If little girls are from Venus, then boys must be from Pluto.
There’s no other way to explain the scene at a recent birthday party for one of my son’s toddler friends. As usual, one of his girl friends was eating quietly — and neatly — staying near her mother and being gentle with others.
And the boys? One was running around while his mother trailed closely behind, trying to sneak him bits of pizza when she could. My son sat sucking down water, then spitting it all over himself.
“Do you know what your Elijah’s doing?” the girl’s mother asked my wife.
Well, yeah. That happens a lot at our house.
Ah, to have a son.
I’ve always been one to believe in nurture over nature. Or rather, I understood that children are born with their own personalities, strengths and weaknesses, likes and dislikes, but I always thought that as a parent I could influence those traits, especially when it came to gender stereotypes.
I didn’t buy my son a bunch of trains to play with when he was born.
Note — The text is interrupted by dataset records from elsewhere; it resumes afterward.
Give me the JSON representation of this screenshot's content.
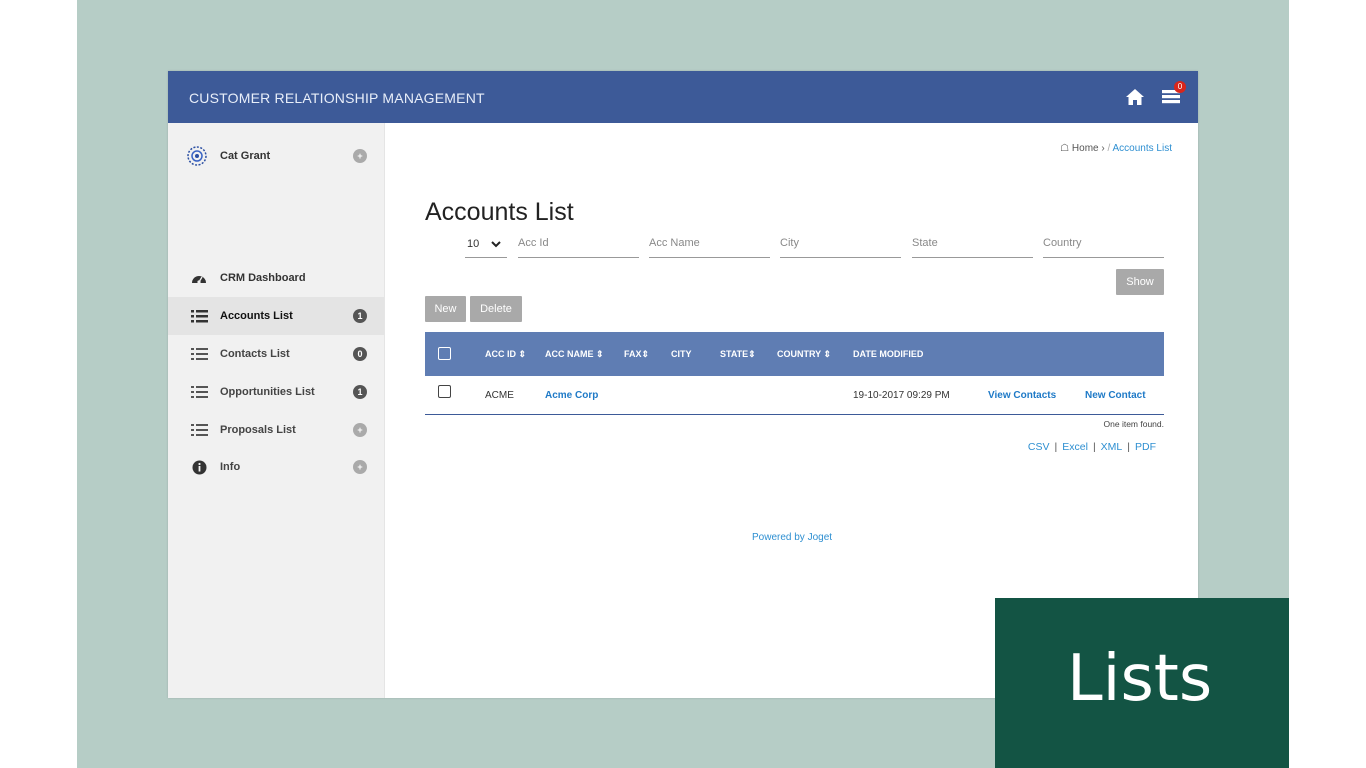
{
  "app": {
    "title": "CUSTOMER RELATIONSHIP MANAGEMENT",
    "notification_count": "0"
  },
  "sidebar": {
    "user": {
      "name": "Cat Grant"
    },
    "items": [
      {
        "label": "CRM Dashboard",
        "icon": "dashboard-icon",
        "badge": ""
      },
      {
        "label": "Accounts List",
        "icon": "list-icon",
        "badge": "1",
        "active": true
      },
      {
        "label": "Contacts List",
        "icon": "list-icon",
        "badge": "0"
      },
      {
        "label": "Opportunities List",
        "icon": "list-icon",
        "badge": "1"
      },
      {
        "label": "Proposals List",
        "icon": "list-icon",
        "badge": ""
      },
      {
        "label": "Info",
        "icon": "info-icon",
        "badge": ""
      }
    ]
  },
  "breadcrumb": {
    "home": "Home",
    "separator": "/",
    "current": "Accounts List"
  },
  "page": {
    "title": "Accounts List"
  },
  "filters": {
    "page_size": "10",
    "acc_id_placeholder": "Acc Id",
    "acc_name_placeholder": "Acc Name",
    "city_placeholder": "City",
    "state_placeholder": "State",
    "country_placeholder": "Country",
    "show_label": "Show"
  },
  "actions": {
    "new_label": "New",
    "delete_label": "Delete"
  },
  "table": {
    "columns": [
      "ACC ID",
      "ACC NAME",
      "FAX",
      "CITY",
      "STATE",
      "COUNTRY",
      "DATE MODIFIED"
    ],
    "rows": [
      {
        "acc_id": "ACME",
        "acc_name": "Acme Corp",
        "fax": "",
        "city": "",
        "state": "",
        "country": "",
        "date_modified": "19-10-2017 09:29 PM",
        "view_contacts": "View Contacts",
        "new_contact": "New Contact"
      }
    ],
    "found_text": "One item found."
  },
  "exports": [
    "CSV",
    "Excel",
    "XML",
    "PDF"
  ],
  "footer": {
    "powered_by": "Powered by Joget"
  },
  "slide": {
    "caption": "Lists"
  },
  "colors": {
    "topbar": "#3d5a98",
    "table_header": "#5f7db3",
    "link": "#1f7ac7",
    "slide_background": "#b6cdc6",
    "caption_box": "#135444"
  }
}
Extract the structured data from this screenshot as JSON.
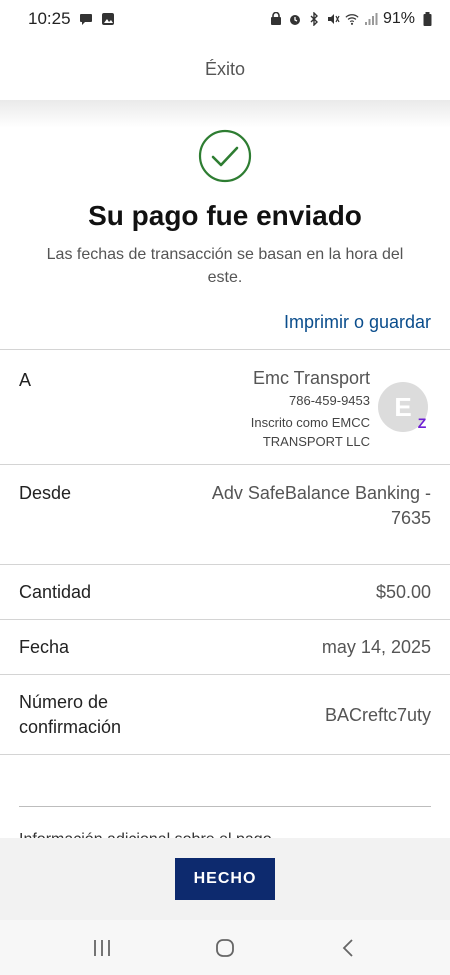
{
  "status_bar": {
    "time": "10:25",
    "battery": "91%"
  },
  "header": {
    "title": "Éxito"
  },
  "success": {
    "title": "Su pago fue enviado",
    "subtitle": "Las fechas de transacción se basan en la hora del este.",
    "print_link": "Imprimir o guardar",
    "accent_color": "#2e7d32"
  },
  "details": {
    "to": {
      "label": "A",
      "name": "Emc Transport",
      "phone": "786-459-9453",
      "registered": "Inscrito como EMCC TRANSPORT LLC",
      "avatar_letter": "E",
      "badge": "Z"
    },
    "from": {
      "label": "Desde",
      "value": "Adv SafeBalance Banking - 7635"
    },
    "amount": {
      "label": "Cantidad",
      "value": "$50.00"
    },
    "date": {
      "label": "Fecha",
      "value": "may 14, 2025"
    },
    "confirmation": {
      "label": "Número de confirmación",
      "value": "BACreftc7uty"
    }
  },
  "footer": {
    "done_label": "HECHO",
    "truncated_text": "Información adicional sobre el pago"
  },
  "colors": {
    "link": "#0a4d8c",
    "button": "#0d2a6e",
    "zelle": "#6d1ed4"
  }
}
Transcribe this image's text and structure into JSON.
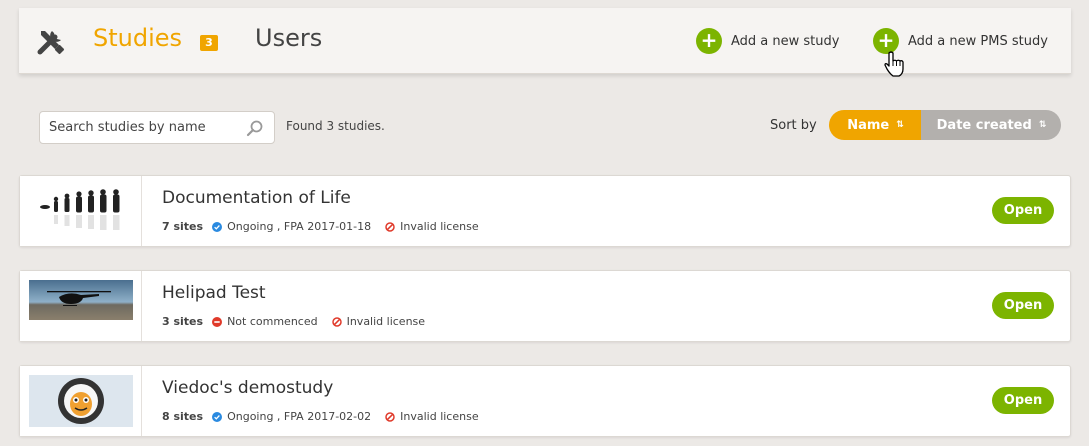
{
  "header": {
    "tabs": {
      "studies": {
        "label": "Studies",
        "badge": "3"
      },
      "users": {
        "label": "Users"
      }
    },
    "actions": {
      "add_study": "Add a new study",
      "add_pms_study": "Add a new PMS study"
    }
  },
  "toolbar": {
    "search_placeholder": "Search studies by name",
    "found_text": "Found 3 studies.",
    "sort_label": "Sort by",
    "sort_name": "Name",
    "sort_date": "Date created"
  },
  "studies": [
    {
      "title": "Documentation of Life",
      "sites": "7 sites",
      "status": "Ongoing , FPA 2017-01-18",
      "status_icon": "check-circle-icon",
      "license": "Invalid license",
      "open": "Open"
    },
    {
      "title": "Helipad Test",
      "sites": "3 sites",
      "status": "Not commenced",
      "status_icon": "minus-circle-icon",
      "license": "Invalid license",
      "open": "Open"
    },
    {
      "title": "Viedoc's demostudy",
      "sites": "8 sites",
      "status": "Ongoing , FPA 2017-02-02",
      "status_icon": "check-circle-icon",
      "license": "Invalid license",
      "open": "Open"
    }
  ],
  "colors": {
    "accent": "#f0a500",
    "green": "#7cb400",
    "ongoing": "#2a8ae0",
    "not_commenced": "#e03a2a",
    "invalid": "#e03a2a"
  }
}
I didn’t tell him bedtime stories about monster truck rallies or put a football in his crib when he was in the hospital, as they do in Massillon, Ohio, near where I grew up.
I treated Elijah, nearly 22 months old now, like a blank slate. It turns out that might have been a flawed assumption.
An experiment by a professor at Cambridge University found that newborns just 24 hours old already show some differences in behavior and interest based on gender. As described here, when shown a human face and a mechanical mobile for the same length of time, a girl’s stare tended to linger longer on the face — alive and full of emotion — as opposed to the boy’s, which preferred the mobile.
In my son’s case, that would be an automobile. “Truck” was one of the first words that he learned. His favorite activities these days include watching the garbage truck roll by and reading at least once a day a book all about cars and trucks. (Never mind that the assembled vehicles include a hot dog on wheels.)
Elijah’s fascination with looking at these machines is dwarfed only by his desire to drive them. If I take just a moment too long to close the car door, he sneaks in, heaves himself up to the driver’s seat, and takes the wheel. He’ll honk the horn and turn on the and windshield wipers with delight. To him, it’s the greatest toy on earth.
It turns out that’s just one of many developmental differences that researchers have found between young boys and girls. As this article explains, boys are more fearless and squirm, wiggle, and kick more frequently; girls are more likely to say their first words sooner and excel at fine motor skills.
I’d like to enter my own research into the record as well: boys are more reckless and sloppy. Most female toddlers that I’ve seen eat are very deliberate, slow, and careful with their food. Mine is not.
Consider Monday’s lunch, during which Elijah grabbed a piece of turkey and bit a hole in the middle. He then placed it on the table and “bonked” it with his fist — his word, not mine — then slid it around the tabletop to clean up the rest of his mess.
Next came the coup de grace. Elijah tore the turkey into small pieces and stacked them in his open left hand, announced “Night, night!” and laid his head on that same hand as if he was going to sleep. Then finally, mercifully, the turkey found a happy home in his mouth.
This would not happen with a girl.
For months I thought that this sort of thing wouldn’t happen with anyone else, so it’s actually a relief when I see other boys acting this way. Elijah may be on Pluto, but at least he’s not alone.